# Claim: A reader's language and immigration status put her at risk on both sides of the accuracy gap at once: BBC's six-chatbot test found lower accuracy for non-English queries and higher susceptibility to leading questions, while the separate Virginia study found immigrant readers ask fewer verifying follow-up questions than local-born readers on the same chatbot and story — two independent studies whose demographic profiles point at the same reader without either one measuring the other's population directly.

**Current badge:** watchlist
**In notebook:** [The chatbot accuracy gap by reader profile: same question, different answer quality](/notebook/chatbot-accuracy-inequality-by-reader-profile)

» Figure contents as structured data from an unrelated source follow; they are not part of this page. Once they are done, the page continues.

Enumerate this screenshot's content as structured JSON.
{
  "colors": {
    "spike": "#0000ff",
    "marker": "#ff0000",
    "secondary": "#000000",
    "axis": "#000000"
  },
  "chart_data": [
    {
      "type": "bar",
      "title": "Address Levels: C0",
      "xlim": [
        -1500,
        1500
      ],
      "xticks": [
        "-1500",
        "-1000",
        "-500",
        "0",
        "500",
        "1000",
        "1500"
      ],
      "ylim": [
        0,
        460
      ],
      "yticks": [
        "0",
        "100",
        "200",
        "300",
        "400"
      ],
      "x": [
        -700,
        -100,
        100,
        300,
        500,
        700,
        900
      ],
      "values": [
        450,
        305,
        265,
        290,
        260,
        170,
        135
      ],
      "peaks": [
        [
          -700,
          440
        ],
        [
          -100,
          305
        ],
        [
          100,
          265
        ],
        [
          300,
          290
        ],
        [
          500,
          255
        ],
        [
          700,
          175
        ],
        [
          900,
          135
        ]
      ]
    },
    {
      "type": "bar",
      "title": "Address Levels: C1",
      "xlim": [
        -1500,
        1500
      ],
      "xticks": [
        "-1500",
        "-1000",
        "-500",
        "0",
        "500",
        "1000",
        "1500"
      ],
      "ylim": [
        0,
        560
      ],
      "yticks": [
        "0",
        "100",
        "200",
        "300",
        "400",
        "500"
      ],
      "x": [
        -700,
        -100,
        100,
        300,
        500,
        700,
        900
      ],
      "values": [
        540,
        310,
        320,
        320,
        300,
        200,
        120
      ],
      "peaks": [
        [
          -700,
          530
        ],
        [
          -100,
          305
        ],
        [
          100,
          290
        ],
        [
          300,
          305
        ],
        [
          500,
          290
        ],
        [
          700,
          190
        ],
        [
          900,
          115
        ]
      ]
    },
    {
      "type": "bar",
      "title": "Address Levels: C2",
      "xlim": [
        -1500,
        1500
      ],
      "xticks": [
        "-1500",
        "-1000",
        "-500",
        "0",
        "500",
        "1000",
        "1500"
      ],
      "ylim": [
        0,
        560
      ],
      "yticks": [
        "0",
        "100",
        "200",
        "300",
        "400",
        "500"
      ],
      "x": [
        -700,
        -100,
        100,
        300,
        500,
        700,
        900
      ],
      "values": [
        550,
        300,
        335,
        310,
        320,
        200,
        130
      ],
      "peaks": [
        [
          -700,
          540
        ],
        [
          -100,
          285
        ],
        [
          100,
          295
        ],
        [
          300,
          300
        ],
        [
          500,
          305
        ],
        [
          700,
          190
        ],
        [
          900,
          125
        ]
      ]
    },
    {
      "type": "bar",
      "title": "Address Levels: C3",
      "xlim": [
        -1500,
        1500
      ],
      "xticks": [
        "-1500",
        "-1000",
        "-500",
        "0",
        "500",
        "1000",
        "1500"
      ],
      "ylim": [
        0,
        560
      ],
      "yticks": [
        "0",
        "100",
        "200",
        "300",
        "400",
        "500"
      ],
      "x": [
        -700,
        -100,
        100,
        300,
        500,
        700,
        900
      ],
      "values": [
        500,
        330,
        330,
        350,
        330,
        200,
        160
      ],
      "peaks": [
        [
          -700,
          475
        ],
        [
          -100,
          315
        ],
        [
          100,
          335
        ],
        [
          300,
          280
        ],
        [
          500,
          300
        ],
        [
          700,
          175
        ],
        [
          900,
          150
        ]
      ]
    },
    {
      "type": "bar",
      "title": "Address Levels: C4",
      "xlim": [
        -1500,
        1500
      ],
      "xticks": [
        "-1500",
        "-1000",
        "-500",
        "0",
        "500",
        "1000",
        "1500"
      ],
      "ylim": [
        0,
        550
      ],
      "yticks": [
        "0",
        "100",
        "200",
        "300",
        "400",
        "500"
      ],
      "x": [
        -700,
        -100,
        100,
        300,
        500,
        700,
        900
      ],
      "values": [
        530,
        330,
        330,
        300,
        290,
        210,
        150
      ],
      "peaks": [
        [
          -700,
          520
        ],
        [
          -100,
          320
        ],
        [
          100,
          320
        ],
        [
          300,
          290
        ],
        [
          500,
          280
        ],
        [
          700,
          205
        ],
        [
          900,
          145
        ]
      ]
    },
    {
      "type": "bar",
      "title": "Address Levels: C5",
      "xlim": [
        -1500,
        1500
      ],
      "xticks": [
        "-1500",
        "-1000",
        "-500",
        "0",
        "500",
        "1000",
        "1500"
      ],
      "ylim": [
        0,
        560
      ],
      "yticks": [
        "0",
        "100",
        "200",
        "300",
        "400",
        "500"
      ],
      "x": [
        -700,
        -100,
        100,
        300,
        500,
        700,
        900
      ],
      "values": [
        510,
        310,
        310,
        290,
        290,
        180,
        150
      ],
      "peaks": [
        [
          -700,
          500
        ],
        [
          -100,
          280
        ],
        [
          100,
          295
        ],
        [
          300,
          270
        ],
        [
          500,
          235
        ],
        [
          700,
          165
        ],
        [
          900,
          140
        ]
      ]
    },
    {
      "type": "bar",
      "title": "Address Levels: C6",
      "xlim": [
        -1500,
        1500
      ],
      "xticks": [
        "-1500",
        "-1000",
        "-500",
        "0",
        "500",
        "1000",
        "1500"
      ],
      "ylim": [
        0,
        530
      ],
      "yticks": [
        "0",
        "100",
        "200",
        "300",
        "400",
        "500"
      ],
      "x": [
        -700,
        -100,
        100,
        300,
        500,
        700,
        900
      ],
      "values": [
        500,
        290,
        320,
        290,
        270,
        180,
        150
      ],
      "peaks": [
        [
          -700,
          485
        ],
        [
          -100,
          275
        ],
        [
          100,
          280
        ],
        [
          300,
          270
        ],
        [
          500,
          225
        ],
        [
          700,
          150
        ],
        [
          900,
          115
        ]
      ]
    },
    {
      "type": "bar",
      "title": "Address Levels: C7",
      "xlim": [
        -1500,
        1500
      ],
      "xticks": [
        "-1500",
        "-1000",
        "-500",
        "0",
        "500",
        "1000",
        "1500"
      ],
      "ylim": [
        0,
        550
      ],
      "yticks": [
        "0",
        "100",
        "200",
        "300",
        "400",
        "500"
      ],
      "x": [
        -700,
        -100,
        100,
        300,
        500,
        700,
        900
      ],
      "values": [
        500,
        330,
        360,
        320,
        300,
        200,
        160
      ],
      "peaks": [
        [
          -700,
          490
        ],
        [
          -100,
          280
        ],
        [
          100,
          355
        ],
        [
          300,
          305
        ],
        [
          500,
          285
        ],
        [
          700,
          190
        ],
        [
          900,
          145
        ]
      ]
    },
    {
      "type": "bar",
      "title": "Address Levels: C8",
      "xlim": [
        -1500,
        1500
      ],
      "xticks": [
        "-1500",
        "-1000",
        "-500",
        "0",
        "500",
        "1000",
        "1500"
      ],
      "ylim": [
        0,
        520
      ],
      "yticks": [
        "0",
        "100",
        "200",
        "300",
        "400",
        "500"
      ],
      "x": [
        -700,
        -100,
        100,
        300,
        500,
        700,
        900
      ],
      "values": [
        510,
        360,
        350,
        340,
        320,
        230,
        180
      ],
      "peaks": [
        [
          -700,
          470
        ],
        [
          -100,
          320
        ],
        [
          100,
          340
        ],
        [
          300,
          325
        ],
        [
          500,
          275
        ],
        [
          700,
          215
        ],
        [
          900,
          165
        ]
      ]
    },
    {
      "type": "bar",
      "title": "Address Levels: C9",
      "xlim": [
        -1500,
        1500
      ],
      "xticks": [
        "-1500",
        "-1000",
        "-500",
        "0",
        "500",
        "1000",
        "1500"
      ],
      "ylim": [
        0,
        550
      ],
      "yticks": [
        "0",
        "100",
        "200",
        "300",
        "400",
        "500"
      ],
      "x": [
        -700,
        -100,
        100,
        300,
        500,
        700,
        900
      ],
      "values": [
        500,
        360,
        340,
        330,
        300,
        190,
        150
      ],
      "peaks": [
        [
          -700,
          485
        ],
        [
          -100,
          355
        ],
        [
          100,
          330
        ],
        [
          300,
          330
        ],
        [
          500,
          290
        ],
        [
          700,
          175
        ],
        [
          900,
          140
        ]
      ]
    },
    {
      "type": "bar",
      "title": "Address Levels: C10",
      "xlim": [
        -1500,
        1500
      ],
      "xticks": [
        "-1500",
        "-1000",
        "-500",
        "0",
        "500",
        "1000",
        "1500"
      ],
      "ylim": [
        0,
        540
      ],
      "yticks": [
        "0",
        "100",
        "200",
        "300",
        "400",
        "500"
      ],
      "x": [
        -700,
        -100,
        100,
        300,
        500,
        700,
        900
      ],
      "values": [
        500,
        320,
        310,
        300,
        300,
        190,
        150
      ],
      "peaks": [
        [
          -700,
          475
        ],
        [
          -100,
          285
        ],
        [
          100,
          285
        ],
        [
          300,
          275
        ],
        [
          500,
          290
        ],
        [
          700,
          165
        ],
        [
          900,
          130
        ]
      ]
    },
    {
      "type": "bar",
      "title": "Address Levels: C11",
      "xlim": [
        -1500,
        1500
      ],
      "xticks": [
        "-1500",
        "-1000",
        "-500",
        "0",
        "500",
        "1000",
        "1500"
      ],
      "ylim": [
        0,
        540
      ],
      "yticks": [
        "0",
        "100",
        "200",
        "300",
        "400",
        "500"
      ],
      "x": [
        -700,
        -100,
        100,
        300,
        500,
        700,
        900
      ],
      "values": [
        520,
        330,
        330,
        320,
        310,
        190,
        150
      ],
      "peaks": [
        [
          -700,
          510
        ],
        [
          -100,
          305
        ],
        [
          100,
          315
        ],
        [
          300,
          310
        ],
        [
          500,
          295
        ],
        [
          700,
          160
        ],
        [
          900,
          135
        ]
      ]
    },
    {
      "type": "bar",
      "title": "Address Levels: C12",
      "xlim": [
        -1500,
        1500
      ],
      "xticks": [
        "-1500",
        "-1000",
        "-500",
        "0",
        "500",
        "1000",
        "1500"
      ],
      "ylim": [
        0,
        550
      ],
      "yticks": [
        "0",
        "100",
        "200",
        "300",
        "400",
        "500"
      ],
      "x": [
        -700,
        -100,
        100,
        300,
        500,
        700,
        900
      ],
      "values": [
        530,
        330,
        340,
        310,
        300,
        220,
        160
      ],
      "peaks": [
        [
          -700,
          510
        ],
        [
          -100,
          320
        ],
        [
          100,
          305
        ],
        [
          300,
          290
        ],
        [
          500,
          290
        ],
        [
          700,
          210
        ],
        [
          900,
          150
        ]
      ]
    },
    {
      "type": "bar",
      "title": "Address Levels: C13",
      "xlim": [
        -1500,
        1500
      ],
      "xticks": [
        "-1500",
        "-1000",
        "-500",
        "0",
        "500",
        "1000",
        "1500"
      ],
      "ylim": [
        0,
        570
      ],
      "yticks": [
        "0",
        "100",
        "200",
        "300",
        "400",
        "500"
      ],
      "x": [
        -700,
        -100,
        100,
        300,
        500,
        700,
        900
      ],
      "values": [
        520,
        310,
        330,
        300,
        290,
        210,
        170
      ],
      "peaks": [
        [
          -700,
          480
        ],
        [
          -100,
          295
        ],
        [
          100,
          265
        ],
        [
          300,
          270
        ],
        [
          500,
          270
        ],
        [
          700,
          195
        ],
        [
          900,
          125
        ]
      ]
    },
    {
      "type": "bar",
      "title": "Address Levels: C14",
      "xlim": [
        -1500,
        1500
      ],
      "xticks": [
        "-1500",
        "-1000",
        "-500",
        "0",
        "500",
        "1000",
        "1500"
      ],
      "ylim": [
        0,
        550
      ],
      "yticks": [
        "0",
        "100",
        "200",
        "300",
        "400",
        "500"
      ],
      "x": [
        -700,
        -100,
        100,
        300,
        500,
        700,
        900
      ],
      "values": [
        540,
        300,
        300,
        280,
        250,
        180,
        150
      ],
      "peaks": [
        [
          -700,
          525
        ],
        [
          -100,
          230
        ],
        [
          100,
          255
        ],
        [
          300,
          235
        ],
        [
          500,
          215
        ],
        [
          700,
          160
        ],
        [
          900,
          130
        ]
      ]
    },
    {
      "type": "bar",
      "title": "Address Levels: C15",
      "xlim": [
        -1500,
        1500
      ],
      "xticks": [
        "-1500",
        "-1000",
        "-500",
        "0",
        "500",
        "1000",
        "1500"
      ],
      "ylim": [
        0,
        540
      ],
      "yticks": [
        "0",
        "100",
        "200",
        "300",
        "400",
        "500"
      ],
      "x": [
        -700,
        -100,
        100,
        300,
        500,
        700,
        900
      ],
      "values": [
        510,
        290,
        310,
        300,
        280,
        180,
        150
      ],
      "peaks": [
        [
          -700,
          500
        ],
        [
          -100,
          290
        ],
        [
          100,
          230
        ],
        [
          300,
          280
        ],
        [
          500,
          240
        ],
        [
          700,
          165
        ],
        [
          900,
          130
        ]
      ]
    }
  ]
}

Neither study tested the other's variable: the BBC eval didn't track reader immigration status, and the Virginia study didn't test non-English queries. Stacking them is a plausible-but-unverified overlap, not a single measured finding — flagged watchlist until a study tests both the language/false-premise accuracy gap and the follow-up-question gap in the same population.

## Provenance history (how this claim ripened)
- `2026-07-03` **asserted as watchlist** — New this turn: card 8180 explicitly stacks the Hindi/false-premise accuracy gap against the immigrant-reader follow-up gap. Badged watchlist rather than caveat because neither underlying study measured the other's population — this is an inferred overlap in demographic profile, not a jointly-measured finding.